Bridges, roads, libraries, rail ways, airports, tunnels, and other infrastructure were built with private funds in the past and there is no reason why they can't be built by private interests again.

http://tinyurl.com/22oaspz

 
At 11/10/2010 11:20 AM, Blogger VangelV said...

I live in a house that I bought. I already explained earlier that I have a wife and two kids. Perhaps playing games isn't the best use of my time, but your immediate application of hostile stereotypes is the latest in a string of unwarranted personal attacks. Why should I expose myself to your abuse?
This is your superior morality?


My point is a simple one that you should have seen. You have exactly the same traits as idealistic young males who have no real world experience. Yet you are a mature person with a good job, your own home, a wife, and kids. I can understand why young men would have the views that you do because most of us were emotional and immature as youths. But there is no excuse for a mature and established individual to still hang on to emotional views and to ignore logic and experience.

This may seem to be abusive advice but it is for your own good. Grow up, and shed emotion in favour of logic. If you can't defend a position logically don't create a narrative that excuses your choice of still believing in it but work hard to falsify the argument against it or if you can't do that, find a position that you can defend. It is my contention that you already have most of the information that you need and that you would not have to do nearly as much work as you may think. If you spend an hour or two per day looking at the material that has been cited and compare that to the material that you think that you learned you should have a much more sound position than the one that you hold today.

What I can't understand is how a Catholic is unaware of these very debates within your own Church or the very sound arguments made against much of your position by the Cardinal who is now the sitting Pope.

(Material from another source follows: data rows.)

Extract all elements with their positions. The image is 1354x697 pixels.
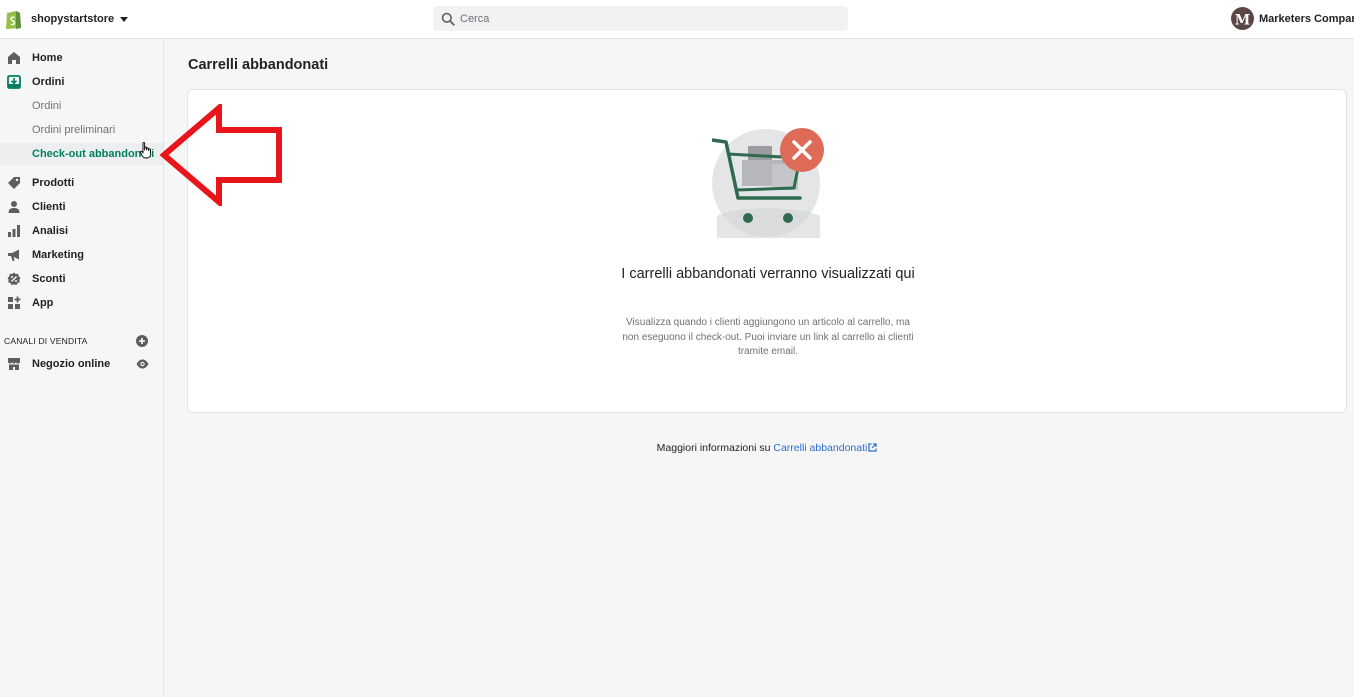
sidebar-item-label: Marketing [32, 249, 84, 261]
sidebar-item-home[interactable]: Home [0, 47, 163, 69]
red-arrow-annotation [160, 104, 282, 206]
sidebar-item-label: Negozio online [32, 358, 111, 370]
sidebar-item-label: Clienti [32, 201, 66, 213]
sidebar-subitem-label: Check-out abbandonati [32, 148, 155, 160]
external-link-icon[interactable] [868, 442, 877, 452]
sidebar-item-apps[interactable]: App [0, 292, 163, 314]
sidebar-item-label: App [32, 297, 54, 309]
avatar-initial: M [1235, 12, 1251, 26]
add-circle-icon[interactable] [136, 335, 148, 347]
shopify-logo-icon [6, 11, 21, 29]
sidebar-item-label: Analisi [32, 225, 69, 237]
store-switcher[interactable]: shopystartstore [4, 8, 129, 30]
sidebar-item-label: Prodotti [32, 177, 75, 189]
person-icon [6, 200, 21, 215]
avatar-monogram-icon: M [1235, 12, 1251, 26]
store-icon [6, 357, 21, 372]
top-bar: shopystartstore M Marketers Company [0, 0, 1354, 39]
sidebar: Home Ordini Ordini Ordini preliminari Ch… [0, 39, 164, 697]
search-input[interactable] [460, 12, 840, 25]
empty-state-card: I carrelli abbandonati verranno visualiz… [187, 89, 1347, 413]
avatar[interactable]: M [1231, 7, 1254, 30]
megaphone-icon [6, 248, 21, 263]
sidebar-item-discounts[interactable]: Sconti [0, 268, 163, 290]
sidebar-subitem-draft-orders[interactable]: Ordini preliminari [0, 119, 163, 141]
sidebar-item-products[interactable]: Prodotti [0, 172, 163, 194]
sidebar-item-label: Sconti [32, 273, 66, 285]
sidebar-item-analytics[interactable]: Analisi [0, 220, 163, 242]
sidebar-item-orders[interactable]: Ordini [0, 71, 163, 93]
discount-icon [6, 272, 21, 287]
sidebar-subitem-abandoned-checkouts[interactable]: Check-out abbandonati [0, 143, 163, 165]
empty-state-heading: I carrelli abbandonati verranno visualiz… [621, 266, 915, 282]
sidebar-item-label: Ordini [32, 76, 65, 88]
footer-help: Maggiori informazioni su Carrelli abband… [0, 442, 1354, 454]
sidebar-item-label: Home [32, 52, 63, 64]
chevron-down-icon[interactable] [120, 16, 129, 22]
abandoned-carts-link-label[interactable]: Carrelli abbandonati [773, 442, 867, 454]
page-title: Carrelli abbandonati [188, 57, 329, 73]
orders-icon [6, 75, 21, 90]
account-menu[interactable]: M Marketers Company [1231, 7, 1354, 30]
eye-icon[interactable] [136, 359, 149, 369]
account-name: Marketers Company [1259, 12, 1354, 25]
search-icon [441, 12, 455, 26]
footer-help-text: Maggiori informazioni su [656, 442, 774, 454]
hand-cursor-icon [140, 142, 151, 159]
empty-state-body: Visualizza quando i clienti aggiungono u… [622, 317, 914, 357]
sales-channels-title: CANALI DI VENDITA [4, 336, 88, 346]
sidebar-subitem-orders[interactable]: Ordini [0, 95, 163, 117]
sidebar-item-customers[interactable]: Clienti [0, 196, 163, 218]
bar-chart-icon [6, 224, 21, 239]
search-bar[interactable] [433, 6, 848, 31]
tag-icon [6, 176, 21, 191]
abandoned-carts-link[interactable]: Carrelli abbandonati [773, 442, 877, 454]
store-name[interactable]: shopystartstore [31, 13, 114, 25]
abandoned-cart-illustration [712, 128, 824, 238]
home-icon [6, 51, 21, 66]
sidebar-subitem-label: Ordini [32, 100, 62, 112]
apps-icon [6, 296, 21, 311]
sidebar-item-marketing[interactable]: Marketing [0, 244, 163, 266]
sidebar-subitem-label: Ordini preliminari [32, 124, 116, 136]
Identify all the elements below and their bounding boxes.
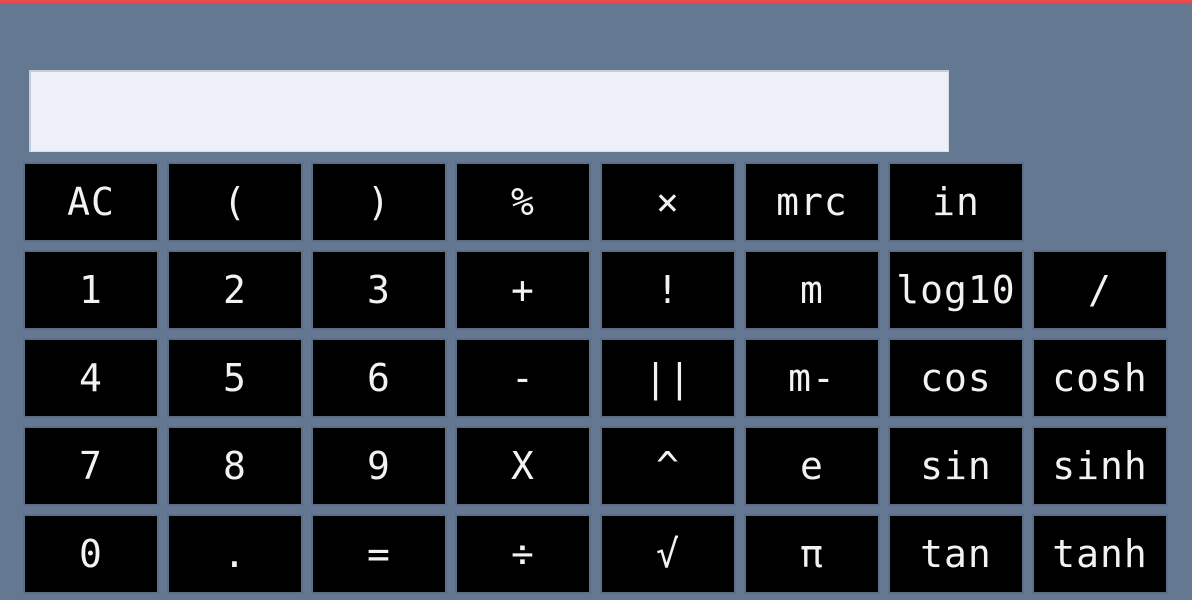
close-icon[interactable]: × (600, 162, 736, 242)
tanh-button[interactable]: tanh (1032, 514, 1168, 594)
power-button[interactable]: ^ (600, 426, 736, 506)
percent-button[interactable]: % (455, 162, 591, 242)
sqrt-button[interactable]: √ (600, 514, 736, 594)
one-button[interactable]: 1 (23, 250, 159, 330)
window-top-border (0, 0, 1192, 3)
tan-button[interactable]: tan (888, 514, 1024, 594)
open-paren-button[interactable]: ( (167, 162, 303, 242)
close-paren-button[interactable]: ) (311, 162, 447, 242)
m-button[interactable]: m (744, 250, 880, 330)
sin-button[interactable]: sin (888, 426, 1024, 506)
multiply-button[interactable]: X (455, 426, 591, 506)
dot-button[interactable]: . (167, 514, 303, 594)
three-button[interactable]: 3 (311, 250, 447, 330)
ln-button[interactable]: in (888, 162, 1024, 242)
eight-button[interactable]: 8 (167, 426, 303, 506)
five-button[interactable]: 5 (167, 338, 303, 418)
ac-button[interactable]: AC (23, 162, 159, 242)
cosh-button[interactable]: cosh (1032, 338, 1168, 418)
equals-button[interactable]: = (311, 514, 447, 594)
mrc-button[interactable]: mrc (744, 162, 880, 242)
factorial-button[interactable]: ! (600, 250, 736, 330)
cos-button[interactable]: cos (888, 338, 1024, 418)
calculator-display[interactable] (29, 70, 949, 152)
six-button[interactable]: 6 (311, 338, 447, 418)
minus-button[interactable]: - (455, 338, 591, 418)
sinh-button[interactable]: sinh (1032, 426, 1168, 506)
e-button[interactable]: e (744, 426, 880, 506)
log10-button[interactable]: log10 (888, 250, 1024, 330)
zero-button[interactable]: 0 (23, 514, 159, 594)
slash-button[interactable]: / (1032, 250, 1168, 330)
m-minus-button[interactable]: m- (744, 338, 880, 418)
plus-button[interactable]: + (455, 250, 591, 330)
pi-button[interactable]: π (744, 514, 880, 594)
nine-button[interactable]: 9 (311, 426, 447, 506)
two-button[interactable]: 2 (167, 250, 303, 330)
divide-button[interactable]: ÷ (455, 514, 591, 594)
four-button[interactable]: 4 (23, 338, 159, 418)
seven-button[interactable]: 7 (23, 426, 159, 506)
abs-button[interactable]: || (600, 338, 736, 418)
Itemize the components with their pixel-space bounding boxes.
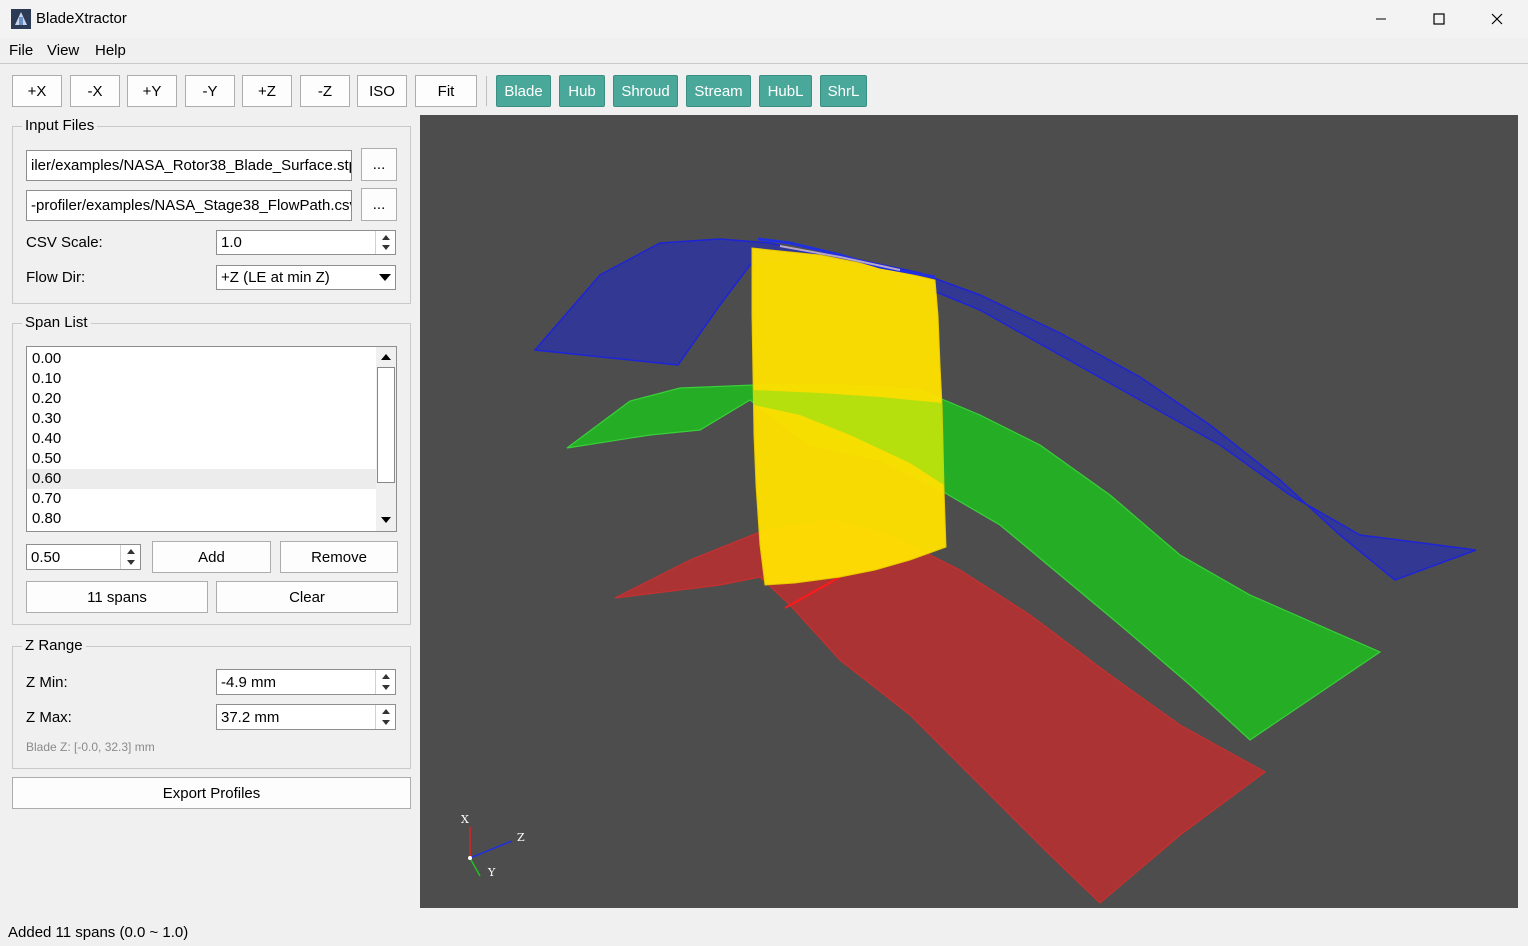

What I can't understand is how someone who had the advantage of a Catholic education is unaware of Aquinas' great argument in favour of Natural Rights, which does not even need a belief in God to be seen as sound. What I can't understand is how you can justify using force against a minority just because it does not believe in the same things as the majority, or how you can put forth a totally immoral position and justify it by arguing that you don't really want to consider morals and ethics.

Sorry to say this again but you really do need to grow up. Shed the immature gamer who is hiding in his mom's basement from within and try being the logical, moral, and ethical person that you could and should be.